HIV, la terapia con anticorpi funziona

Un’equipe internazionale di ricercatori sta sviluppando un farmaco a base di anticorpi che può offrire una nuova e migliore strategia per il controllo a lungo termine del virus HIV, una delle cause dell’Aids. Si apre una nuova via di cura

WASHINGTON DC – Un team di ricercatori della Rockefeller University (Usa) e dell’Università di Colonia in Germania sta sviluppando un farmaco a base di anticorpi, una terapia innovativa che può fornire una nuova e più efficace strategia per il controllo a lungo termine del virus HIV – noto per essere una causa dell’Aids.

Il corpo si difende
Con la terapia a base di anticorpi, è il corpo stesso a difendersi. Una condizione ideale, specie quando vi siano malattie che invece rendono nulla o inefficace la risposta immunitaria. «Questo studio – spiega il dott. Till Schoofs, coautore dello studio – fornisce la prova che una singola dose di un anticorpo stimola la risposta immunitaria dei pazienti, consentendo loro di produrre nuovi o migliori di anticorpi contro il virus».

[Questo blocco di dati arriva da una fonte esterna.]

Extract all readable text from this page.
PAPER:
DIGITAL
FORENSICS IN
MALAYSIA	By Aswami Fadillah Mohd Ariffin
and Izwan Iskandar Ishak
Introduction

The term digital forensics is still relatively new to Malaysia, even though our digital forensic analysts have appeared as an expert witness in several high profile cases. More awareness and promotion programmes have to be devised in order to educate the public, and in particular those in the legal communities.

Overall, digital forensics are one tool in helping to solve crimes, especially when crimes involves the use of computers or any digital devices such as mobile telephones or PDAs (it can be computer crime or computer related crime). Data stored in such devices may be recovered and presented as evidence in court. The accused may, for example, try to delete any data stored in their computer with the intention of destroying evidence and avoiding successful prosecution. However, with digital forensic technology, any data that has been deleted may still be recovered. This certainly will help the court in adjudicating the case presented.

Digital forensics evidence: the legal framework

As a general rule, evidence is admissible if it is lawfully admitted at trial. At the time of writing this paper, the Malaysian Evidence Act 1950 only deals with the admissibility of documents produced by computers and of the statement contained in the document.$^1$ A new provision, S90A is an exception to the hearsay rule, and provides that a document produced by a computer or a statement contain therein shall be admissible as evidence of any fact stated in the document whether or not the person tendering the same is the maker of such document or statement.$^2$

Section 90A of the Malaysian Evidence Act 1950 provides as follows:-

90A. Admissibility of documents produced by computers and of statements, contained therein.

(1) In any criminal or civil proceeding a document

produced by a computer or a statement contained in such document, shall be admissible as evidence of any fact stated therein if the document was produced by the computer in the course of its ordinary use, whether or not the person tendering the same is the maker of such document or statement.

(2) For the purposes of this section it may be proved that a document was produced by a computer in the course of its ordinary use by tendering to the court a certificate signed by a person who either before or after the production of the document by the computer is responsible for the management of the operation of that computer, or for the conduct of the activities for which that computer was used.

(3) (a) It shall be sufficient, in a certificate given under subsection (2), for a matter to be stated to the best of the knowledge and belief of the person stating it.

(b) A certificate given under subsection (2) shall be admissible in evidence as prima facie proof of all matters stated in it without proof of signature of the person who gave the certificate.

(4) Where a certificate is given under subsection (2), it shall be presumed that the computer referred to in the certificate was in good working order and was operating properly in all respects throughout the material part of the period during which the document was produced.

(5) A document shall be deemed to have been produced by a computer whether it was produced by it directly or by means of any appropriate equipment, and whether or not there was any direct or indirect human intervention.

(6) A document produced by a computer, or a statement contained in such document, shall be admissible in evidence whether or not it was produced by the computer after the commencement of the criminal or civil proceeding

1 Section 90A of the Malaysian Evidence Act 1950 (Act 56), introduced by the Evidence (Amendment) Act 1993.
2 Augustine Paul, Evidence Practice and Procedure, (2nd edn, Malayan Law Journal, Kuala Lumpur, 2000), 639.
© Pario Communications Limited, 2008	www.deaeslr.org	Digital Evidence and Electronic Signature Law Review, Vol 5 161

Un sistema immunitario più efficiente
La terapia si mostra dunque efficace nello stimolare il sistema immunitario a produrre anticorpi più agguerriti. «L’anno scorso abbiamo segnalato che questo trattamento può ridurre notevolmente la quantità di virus presente nel sangue di una persona – prosegue dott. Schoofs – ma abbiamo voluto seguire i pazienti per un periodo di tempo più lungo per studiare come il loro sistema immunitario si adatta alla nuova terapia».

La molecola stimolante
Per questo studio, i ricercatori hanno utilizzato una molecola chiamata ’’3BNC117’’, un anticorpo neutralizzante ad ampio spettro, capace di combattere una vasta gamma di ceppi di HIV. La si è poi testata su un gruppo di 15 pazienti con alti livelli di virus nel sangue e su altri 12 pazienti i cui livelli di virus venivano controllati con la terapia antiretrovirale (ART). Ai partecipanti è stata iniettata una singola dose di 3BNC117, dopo di che sono stati seguiti per un periodo di 6 mesi.

I risultati
I risultati completi dello studio sono stati pubblicati sulla rivista Science, e mostrano che 14 dei 15 pazienti con alti livelli di virus nel momento in cui è stato dato loro l’anticorpo, ora stavano producendo nuovi anticorpi. E questi sono stati in grado di neutralizzare un certo numero di diversi ceppi di HIV. «Di solito ci vogliono diversi anni affinché il corpo inizi a produrre anticorpi efficaci contro l’HIV – sottolinea Schoofs – Quindi ci potrebbe essere un effetto ancora migliore in seguito, soprattutto se ai pazienti è stata somministrata più di una dose di 3BNC117». Visti i promettenti risultati, il team di ricerca intende proseguire testando 3BNC117 in combinazione con altri anticorpi che attaccano l’HIV, per determinare se si può ottenere un effetto antivirale ancora più potente.